By Stephen Mayne @finalreel

It’s easy to get carried away thinking of films as art, but sometimes it’s just a job. Southern Fury highlights this point, rounding up Nicolas Cage, John Cusack and Adrien Grenier, all of whom can surely only be in this dire thriller for the paycheck. Lacking just about all the ingredients required to make something watchable; Steven C. Miller’s film has to fall back on Cage in a ridiculous wig and fake nose to find any entertainment value.

The plot is something to do with brotherly bonds, though it’s hard to be sure. That’s not because Jason Mosberg’s screenplay is particularly complex; it’s simply difficult to stop attention wandering. Set down South, there’s the classic good brother/bad brother dynamic in play. JP (Adrian Grenier) has made something of himself, running a successful construction business. His brother Mikey (Jonathon Schaech) is washed up and heading nowhere good. He’s involved in some pretty shady business that escalates when he’s kidnapped. JP is then expected to stump up the ransom, and it’s his efforts to save his brother that make up the bulk of the running time.

Even then it takes a while to get around to the main plot. An extended flashback showing JP and Mikey as kids exists almost solely to demonstrate Mikey setting his younger brother on the straight and narrow by giving him a lawn mowing job. This kind of blandly reductive approach to character development at least lays down a marker for what’s to follow.

When they finally stop messing about and get to the kidnapping, Southern Fury is still painfully slow. It mostly consists of JP and his police officer friend Sal (John Cusack) endlessly traipsing about, punctuated by short bursts of dull violence. Miller seems to think slow-motion and bullet time blood splatter alone makes for a good action scene. It doesn’t take the length of the film to realise he’s wrong, not that Miller doesn’t persevere through to a ridiculous finale.

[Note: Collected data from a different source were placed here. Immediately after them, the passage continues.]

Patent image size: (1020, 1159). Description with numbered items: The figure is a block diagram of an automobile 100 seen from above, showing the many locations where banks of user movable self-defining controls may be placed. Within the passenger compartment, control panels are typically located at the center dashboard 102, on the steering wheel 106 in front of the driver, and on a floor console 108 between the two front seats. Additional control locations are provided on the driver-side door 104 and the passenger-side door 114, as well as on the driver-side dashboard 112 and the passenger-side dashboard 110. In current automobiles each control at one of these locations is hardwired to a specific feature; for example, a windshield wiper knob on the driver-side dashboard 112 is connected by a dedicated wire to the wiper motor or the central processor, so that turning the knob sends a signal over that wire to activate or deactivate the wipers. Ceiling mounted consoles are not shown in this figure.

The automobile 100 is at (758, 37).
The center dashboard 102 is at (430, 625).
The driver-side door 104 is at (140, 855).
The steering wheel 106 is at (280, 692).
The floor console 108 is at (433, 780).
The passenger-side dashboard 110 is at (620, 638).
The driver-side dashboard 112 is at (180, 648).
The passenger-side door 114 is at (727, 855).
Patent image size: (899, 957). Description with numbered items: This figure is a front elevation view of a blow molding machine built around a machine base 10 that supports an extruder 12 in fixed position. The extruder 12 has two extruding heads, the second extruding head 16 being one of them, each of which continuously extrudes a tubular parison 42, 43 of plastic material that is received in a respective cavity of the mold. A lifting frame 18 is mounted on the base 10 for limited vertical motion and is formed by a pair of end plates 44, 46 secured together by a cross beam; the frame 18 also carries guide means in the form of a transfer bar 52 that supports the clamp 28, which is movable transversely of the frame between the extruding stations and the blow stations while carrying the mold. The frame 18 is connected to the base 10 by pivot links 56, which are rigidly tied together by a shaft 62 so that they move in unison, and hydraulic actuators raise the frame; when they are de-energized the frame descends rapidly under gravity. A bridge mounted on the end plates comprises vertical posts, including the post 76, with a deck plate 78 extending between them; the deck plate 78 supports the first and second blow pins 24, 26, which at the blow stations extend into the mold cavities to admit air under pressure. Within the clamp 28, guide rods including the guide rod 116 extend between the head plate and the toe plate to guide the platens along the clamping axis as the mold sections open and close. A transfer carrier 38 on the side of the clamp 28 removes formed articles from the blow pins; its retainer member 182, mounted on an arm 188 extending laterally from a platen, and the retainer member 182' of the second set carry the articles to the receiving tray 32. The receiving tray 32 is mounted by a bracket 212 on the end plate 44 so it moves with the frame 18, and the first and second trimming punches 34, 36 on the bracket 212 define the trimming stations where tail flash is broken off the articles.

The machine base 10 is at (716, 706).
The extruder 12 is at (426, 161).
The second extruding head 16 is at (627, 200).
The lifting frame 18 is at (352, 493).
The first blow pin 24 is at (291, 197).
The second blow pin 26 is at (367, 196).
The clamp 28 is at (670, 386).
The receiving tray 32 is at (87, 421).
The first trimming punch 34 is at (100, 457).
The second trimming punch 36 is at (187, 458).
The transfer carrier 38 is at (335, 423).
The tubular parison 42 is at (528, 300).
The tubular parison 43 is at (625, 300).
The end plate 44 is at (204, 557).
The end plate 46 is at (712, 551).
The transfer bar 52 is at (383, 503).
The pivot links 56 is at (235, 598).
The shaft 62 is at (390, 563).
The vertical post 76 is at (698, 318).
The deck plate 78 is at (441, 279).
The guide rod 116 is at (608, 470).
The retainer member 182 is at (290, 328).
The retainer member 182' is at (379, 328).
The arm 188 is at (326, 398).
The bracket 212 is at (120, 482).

Given the subject matter, it’s no surprise, but a disappointment all the same, to find this a male dominated affair. Women exist to nag and to get into trouble, and in one weirdly troubling scene with JP’s wife Lizzie (Lydia Hull), to engage in unexpected and aggressive sex. The only bond that really matters is between JP and Mikey.

All of this adds up to an unpalatable experience improved only by whatever it is Nicolas Cage is getting up to. He plays his local crime lord Eddie King like a man freaking out during an audition for Richard III. Hushed silences explode into incoherent screams and back down again to demonstrate how unhinged Eddie is, or maybe it’s just because Cage felt like doing it. Include the wig that seems to grow bigger in every scene, and a nose so fake the joins are visible, and the only compelling element of Southern Fury emerges. But an expanding wig is not enough to save a film. It’s highly likely nothing could have saved this mess.

Southern Fury is in cinemas from Friday 24th February.